Le grand cinéaste Costa-Gavras reçoit ce 10 novembre 2021 à Orléans le prix Jean Zay dans le cadre du festival Récidive. Le réalisateur a accordé une interview exclusive à Magcentre, quelques heures avant de recevoir ce prix.
Propos recueillis par Sophie Deschamps
Évènement majeur ce mercredi soir à Orléans puisque le grand cinéaste franco-grec Costa-Gavras va recevoir le prix Jean Zay du festival Récidive à 20h30 au théâtre. Une récompense pour saluer son engagement politique sans faille tout au long de sa carrière, de Z en 1969 jusqu’à Adults in the room en 2019 (film sur la crise grecque qui sera projeté à l’issue de la cérémonie). Un homme affable et chaleureux qui s’est confié en toute simplicité à notre média.

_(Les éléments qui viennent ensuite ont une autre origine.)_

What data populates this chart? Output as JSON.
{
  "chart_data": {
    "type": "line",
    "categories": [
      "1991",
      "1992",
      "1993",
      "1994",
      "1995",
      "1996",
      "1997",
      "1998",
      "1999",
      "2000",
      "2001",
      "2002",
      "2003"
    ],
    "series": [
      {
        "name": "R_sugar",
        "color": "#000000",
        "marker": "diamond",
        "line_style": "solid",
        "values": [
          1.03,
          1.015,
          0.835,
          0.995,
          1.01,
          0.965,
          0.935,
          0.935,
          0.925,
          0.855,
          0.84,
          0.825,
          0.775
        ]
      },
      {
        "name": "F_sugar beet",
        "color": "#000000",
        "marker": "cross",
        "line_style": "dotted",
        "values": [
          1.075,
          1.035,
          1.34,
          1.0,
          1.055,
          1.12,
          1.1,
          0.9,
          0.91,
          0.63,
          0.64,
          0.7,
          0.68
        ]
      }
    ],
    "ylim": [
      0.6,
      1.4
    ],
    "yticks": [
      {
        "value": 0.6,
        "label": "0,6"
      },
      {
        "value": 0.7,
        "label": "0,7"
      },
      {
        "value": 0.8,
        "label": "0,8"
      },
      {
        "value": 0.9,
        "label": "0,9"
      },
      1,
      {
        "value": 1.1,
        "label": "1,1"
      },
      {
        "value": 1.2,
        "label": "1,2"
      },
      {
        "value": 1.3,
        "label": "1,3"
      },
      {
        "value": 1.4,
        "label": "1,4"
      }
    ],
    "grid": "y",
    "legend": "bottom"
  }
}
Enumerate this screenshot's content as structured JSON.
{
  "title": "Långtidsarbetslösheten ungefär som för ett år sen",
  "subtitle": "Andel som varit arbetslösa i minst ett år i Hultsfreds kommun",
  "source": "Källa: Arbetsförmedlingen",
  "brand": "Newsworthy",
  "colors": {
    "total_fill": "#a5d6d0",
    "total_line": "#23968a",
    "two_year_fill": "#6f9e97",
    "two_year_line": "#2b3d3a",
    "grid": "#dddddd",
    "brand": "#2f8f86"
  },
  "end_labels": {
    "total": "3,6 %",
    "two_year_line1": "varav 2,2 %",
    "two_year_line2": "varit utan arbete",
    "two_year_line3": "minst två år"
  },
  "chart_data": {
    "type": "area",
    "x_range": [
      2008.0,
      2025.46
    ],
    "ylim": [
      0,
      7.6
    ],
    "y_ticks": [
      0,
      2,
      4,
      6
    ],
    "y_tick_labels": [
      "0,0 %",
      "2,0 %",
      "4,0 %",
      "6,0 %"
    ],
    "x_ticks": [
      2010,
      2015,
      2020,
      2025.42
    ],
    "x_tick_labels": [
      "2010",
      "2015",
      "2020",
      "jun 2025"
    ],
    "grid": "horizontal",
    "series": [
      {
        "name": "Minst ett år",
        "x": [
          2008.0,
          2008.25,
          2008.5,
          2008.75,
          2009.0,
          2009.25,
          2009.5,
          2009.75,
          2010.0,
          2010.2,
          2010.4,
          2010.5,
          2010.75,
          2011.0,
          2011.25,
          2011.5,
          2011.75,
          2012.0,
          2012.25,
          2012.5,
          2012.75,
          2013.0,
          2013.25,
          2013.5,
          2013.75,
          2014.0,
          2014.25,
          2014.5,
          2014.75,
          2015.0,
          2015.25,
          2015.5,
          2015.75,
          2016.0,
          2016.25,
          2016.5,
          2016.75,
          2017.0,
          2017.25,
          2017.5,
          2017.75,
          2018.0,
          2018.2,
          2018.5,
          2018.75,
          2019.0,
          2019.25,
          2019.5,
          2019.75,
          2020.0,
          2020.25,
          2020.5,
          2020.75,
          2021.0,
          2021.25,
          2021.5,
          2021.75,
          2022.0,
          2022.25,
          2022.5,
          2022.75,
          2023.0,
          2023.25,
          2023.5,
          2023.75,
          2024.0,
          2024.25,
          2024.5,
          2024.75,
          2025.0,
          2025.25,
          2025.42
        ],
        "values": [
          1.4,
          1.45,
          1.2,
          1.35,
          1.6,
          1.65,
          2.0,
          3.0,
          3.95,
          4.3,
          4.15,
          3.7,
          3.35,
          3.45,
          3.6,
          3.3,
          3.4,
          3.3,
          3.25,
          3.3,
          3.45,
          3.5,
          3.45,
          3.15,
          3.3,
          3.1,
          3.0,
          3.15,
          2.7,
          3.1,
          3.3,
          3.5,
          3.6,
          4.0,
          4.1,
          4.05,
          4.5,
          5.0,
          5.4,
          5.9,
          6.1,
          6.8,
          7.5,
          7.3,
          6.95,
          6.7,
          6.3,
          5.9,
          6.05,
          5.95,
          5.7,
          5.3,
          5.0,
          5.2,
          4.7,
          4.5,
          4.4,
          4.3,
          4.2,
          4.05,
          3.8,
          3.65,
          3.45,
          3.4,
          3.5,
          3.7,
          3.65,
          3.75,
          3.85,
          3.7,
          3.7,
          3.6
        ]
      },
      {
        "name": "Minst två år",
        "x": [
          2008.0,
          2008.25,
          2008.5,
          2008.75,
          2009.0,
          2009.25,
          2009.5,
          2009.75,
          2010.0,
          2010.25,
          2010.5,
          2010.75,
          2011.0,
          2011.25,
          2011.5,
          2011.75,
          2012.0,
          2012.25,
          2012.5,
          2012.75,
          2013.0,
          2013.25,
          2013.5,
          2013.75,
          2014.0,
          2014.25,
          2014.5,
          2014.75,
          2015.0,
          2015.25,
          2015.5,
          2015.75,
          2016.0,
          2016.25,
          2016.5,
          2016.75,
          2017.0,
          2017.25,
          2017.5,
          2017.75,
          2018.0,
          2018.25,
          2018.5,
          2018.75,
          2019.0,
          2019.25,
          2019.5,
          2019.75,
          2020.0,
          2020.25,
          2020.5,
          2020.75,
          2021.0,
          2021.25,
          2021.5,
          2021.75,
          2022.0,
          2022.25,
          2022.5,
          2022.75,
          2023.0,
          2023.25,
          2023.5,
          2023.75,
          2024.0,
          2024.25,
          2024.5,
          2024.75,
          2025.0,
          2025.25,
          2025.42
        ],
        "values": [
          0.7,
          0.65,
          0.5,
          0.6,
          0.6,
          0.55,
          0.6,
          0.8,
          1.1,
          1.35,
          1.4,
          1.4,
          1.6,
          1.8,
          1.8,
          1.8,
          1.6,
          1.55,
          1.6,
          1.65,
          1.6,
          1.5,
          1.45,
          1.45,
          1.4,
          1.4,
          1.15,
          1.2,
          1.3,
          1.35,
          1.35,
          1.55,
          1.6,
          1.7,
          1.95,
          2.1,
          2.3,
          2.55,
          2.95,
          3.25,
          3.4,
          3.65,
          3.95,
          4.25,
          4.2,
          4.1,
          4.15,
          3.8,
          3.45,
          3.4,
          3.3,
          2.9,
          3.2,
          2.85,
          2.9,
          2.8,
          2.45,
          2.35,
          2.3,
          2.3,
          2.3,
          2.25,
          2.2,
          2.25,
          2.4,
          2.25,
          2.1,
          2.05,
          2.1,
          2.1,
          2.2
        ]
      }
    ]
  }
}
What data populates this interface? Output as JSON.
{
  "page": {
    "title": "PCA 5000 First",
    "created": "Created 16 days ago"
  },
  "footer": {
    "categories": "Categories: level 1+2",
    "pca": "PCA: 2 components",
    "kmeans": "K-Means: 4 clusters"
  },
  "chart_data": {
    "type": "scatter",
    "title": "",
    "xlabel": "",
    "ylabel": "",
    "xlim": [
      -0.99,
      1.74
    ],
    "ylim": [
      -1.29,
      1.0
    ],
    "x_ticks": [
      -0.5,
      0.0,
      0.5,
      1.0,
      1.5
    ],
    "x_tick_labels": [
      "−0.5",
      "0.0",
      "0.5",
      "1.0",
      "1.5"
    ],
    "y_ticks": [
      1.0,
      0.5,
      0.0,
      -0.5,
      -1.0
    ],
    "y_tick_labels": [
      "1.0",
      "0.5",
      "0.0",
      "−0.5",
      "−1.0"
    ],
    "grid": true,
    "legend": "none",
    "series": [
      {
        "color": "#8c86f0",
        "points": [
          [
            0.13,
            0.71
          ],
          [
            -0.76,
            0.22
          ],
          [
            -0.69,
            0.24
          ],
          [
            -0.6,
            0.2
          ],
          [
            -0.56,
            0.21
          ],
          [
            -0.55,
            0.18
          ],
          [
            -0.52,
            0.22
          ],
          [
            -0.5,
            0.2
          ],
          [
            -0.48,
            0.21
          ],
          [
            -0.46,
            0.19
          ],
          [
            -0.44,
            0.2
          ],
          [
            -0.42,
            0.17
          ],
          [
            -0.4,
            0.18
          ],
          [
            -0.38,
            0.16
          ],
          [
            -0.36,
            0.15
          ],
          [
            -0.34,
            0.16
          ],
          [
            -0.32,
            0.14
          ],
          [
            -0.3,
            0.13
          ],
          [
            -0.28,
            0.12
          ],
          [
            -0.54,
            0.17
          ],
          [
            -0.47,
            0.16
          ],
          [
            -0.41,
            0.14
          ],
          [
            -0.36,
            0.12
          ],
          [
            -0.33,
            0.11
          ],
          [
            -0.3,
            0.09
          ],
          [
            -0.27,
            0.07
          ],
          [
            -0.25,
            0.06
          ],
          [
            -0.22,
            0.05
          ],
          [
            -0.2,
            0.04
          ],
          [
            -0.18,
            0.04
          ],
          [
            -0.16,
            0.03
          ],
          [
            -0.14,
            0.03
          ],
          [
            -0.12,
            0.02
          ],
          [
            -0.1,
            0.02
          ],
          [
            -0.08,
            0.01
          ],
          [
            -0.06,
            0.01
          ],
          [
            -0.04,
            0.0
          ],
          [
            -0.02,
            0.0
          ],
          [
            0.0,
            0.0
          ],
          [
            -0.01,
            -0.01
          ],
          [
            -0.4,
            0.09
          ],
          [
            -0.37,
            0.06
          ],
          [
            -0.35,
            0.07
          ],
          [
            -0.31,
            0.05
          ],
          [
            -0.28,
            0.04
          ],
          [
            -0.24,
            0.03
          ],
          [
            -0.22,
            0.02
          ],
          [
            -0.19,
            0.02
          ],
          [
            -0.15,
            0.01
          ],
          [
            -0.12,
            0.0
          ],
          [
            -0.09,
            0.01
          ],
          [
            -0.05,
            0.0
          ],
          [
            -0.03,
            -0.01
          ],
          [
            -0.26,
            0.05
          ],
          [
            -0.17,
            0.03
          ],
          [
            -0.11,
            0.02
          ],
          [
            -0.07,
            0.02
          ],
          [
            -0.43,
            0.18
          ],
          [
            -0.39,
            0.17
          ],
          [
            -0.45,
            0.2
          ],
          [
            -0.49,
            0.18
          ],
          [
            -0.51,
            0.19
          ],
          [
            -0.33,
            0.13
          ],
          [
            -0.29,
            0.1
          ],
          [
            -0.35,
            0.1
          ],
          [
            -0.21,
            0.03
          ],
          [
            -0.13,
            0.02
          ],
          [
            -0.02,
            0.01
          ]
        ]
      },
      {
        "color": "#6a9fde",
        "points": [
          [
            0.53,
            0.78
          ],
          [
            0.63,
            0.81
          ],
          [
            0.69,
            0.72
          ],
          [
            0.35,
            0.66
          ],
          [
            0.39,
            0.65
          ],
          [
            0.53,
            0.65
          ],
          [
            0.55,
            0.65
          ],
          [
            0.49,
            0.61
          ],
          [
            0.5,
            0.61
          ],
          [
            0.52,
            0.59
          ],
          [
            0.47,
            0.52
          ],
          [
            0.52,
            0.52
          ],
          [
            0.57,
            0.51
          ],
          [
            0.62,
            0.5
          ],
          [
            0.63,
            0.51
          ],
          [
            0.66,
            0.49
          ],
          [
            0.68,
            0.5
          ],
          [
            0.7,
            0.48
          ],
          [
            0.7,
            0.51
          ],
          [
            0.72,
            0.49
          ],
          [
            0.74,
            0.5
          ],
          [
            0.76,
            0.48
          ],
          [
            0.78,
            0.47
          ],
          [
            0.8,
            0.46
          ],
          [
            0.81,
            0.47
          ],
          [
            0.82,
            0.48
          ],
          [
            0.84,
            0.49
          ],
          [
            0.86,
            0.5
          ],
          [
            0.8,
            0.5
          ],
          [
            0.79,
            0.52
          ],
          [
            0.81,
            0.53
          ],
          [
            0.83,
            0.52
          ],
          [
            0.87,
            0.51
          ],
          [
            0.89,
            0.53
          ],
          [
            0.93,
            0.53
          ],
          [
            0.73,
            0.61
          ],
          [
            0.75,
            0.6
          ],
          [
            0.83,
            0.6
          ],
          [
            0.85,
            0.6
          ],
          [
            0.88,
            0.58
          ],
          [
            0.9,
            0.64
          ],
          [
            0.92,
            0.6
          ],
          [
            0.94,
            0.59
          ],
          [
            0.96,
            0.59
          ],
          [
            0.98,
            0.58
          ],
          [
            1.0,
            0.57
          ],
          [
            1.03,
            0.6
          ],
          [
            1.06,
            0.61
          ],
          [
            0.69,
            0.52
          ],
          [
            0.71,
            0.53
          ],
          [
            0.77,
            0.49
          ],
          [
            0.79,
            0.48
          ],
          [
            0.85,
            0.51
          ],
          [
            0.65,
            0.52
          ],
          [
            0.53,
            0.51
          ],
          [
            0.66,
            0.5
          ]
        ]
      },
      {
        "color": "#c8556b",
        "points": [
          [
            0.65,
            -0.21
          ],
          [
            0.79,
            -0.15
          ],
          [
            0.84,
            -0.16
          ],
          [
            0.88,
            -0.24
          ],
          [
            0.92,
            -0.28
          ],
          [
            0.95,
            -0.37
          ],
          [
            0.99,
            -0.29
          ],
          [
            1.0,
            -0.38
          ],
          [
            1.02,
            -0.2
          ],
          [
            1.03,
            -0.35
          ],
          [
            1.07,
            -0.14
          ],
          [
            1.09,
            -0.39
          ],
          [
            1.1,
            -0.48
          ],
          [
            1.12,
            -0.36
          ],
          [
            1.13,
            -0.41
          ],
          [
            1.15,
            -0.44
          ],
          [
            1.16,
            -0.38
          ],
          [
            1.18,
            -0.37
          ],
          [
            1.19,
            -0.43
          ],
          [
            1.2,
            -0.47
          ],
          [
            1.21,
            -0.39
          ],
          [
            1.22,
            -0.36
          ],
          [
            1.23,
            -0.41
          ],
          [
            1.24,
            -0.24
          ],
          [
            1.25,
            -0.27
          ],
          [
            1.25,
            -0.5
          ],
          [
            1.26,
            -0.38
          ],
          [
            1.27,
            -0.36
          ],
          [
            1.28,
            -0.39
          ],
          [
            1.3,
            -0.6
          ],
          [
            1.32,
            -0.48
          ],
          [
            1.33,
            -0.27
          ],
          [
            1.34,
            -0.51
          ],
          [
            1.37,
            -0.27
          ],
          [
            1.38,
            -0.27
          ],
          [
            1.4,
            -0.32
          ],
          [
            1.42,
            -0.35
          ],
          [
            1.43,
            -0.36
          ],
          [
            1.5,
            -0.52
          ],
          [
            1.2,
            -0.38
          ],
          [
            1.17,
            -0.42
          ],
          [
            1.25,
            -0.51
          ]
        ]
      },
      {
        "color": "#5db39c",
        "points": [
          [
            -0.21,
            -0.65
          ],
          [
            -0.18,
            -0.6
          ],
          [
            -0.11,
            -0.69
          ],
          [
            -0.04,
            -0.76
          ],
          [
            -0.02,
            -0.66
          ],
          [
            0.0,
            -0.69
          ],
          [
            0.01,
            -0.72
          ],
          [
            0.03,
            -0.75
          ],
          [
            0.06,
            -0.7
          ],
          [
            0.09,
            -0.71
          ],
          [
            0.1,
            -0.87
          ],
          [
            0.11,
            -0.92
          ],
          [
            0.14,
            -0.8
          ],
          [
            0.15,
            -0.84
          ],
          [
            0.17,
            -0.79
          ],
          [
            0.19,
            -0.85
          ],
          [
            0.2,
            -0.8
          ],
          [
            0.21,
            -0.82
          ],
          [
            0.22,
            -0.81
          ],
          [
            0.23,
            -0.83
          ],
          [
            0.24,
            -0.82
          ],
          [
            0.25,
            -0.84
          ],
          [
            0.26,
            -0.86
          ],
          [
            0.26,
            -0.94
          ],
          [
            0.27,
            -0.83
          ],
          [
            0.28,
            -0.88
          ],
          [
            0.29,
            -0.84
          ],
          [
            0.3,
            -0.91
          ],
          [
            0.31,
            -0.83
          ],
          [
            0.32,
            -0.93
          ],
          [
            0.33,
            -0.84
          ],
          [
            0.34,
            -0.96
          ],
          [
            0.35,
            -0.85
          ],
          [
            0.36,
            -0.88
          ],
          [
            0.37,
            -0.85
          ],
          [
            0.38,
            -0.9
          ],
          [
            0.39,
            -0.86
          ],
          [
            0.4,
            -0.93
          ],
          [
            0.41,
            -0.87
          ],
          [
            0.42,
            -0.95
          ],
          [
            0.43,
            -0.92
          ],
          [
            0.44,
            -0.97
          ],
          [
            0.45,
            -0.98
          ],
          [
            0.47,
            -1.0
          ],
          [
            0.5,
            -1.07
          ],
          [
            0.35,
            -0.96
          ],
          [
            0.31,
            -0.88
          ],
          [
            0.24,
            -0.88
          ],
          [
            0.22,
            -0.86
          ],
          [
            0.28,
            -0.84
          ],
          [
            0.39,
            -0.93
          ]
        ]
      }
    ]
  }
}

C’est toujours un honneur de recevoir un prix, on ne s’en lasse jamais ?
Costa-Gavras : Oui c’est un grand plaisir, mais ce prix-là, c’est très spécial pour moi. Car associer mon nom à celui de Jean Zay, c’est pour moi un grand honneur. Je connais bien son histoire, son œuvre et ce qu’il était. L’horrible mort qu’il a connue également (Jean Zay est assassiné par la milice française le 20 juin 1944, NDLR). Mais surtout, j’admire dans l’homme tous les projets qu’il avait lancés, pendant la période où il était ministre. Projets qui ont été repris après, et notamment le festival de Cannes. Il avait compris que le cinéma c’est plus que de faire rire les gens le samedi soir en famille.
S.D : Vous avez présidé le festival de Cannes ?
C-G : Non je ne l’ai jamais présidé mais j’ai fait partie du jury. Et j’ai été primé plusieurs fois (Palme d’or pour Missing en 1982, Prix du Jury pour Z en 1969 et Prix de la mise en scène en 1975 pour Section Spéciale, NDLR). Mais en dehors de ce qui m’est arrivé personnellement, c’est un lieu de rencontres, le festival de Cannes. Donc c’était une idée formidable. Sans compter qu’il a dû évidemment être malheureux de ne pas voir de son vivant se concrétiser ce festival, qui est aujourd’hui le plus important au monde.
On va découvrir aussi ce soir votre dernier film Adults in the room qui date de 2019 sur la crise grecque. Vous avez des points communs avec Jean Zay, vous vous érigez contre les injustices…
C-G : Oui Jean Zay nous a donné une grande leçon en disant qu’il fallait enseigner la morale et on ne le fait peut-être pas assez aujourd’hui. Car la morale c’est quoi ? C’est accepter l’autre comme il est et surtout le respecter.
Pour vous, le cinéma ne peut qu’être que militant ?
C-G : Non, moi je ne me sens pas militant. Je fais des spectacles à partir de faits réels. Mais ça existait déjà dans l’Antiquité où les spectacles parlaient de ce qui se passait dans la société. Plus près de nous, Molière aussi parlait de la société et faisait des spectacles. Et le spectacle, il n’est pas là pour donner des leçons mais pour donner des émotions. Et avec les émotions, le spectateur fait ce qu’il veut. Mais je ne vois pas ce que peut faire d’autre le cinéma, sinon parler de la société.
Vous restez toujours aussi curieux du monde qui nous entoure ?
C-G : Absolument ! C’est la seule façon de vivre, vivre avec le monde. Voir le monde et être en même temps spectateur et être autant que possible acteur. Il faut être les deux, sinon je ne vois pas comment on peut vivre.
Justement, avez-vous des regrets de n’avoir pas pu parler d’un évènement qui vous tenait à cœur ?
C-G : Oui, j’ai eu des projets qui n’ont pas abouti. Et puis aussi parce que pour faire un film, il faut une histoire. Et parfois, il y a des évènements intéressants mais on ne trouve pas l’histoire. Donc, il y a beaucoup de regrets dans la vie. Je voudrais par exemple faire la biographie de grands personnages de la qualité de Jean Zay. Il n’y a pas de film de fiction sur lui.
Et vous pourriez le faire encore aujourd’hui ?
C-G : Je le crois, malgré la situation qui a radicalement changée dans le mode de financement des films.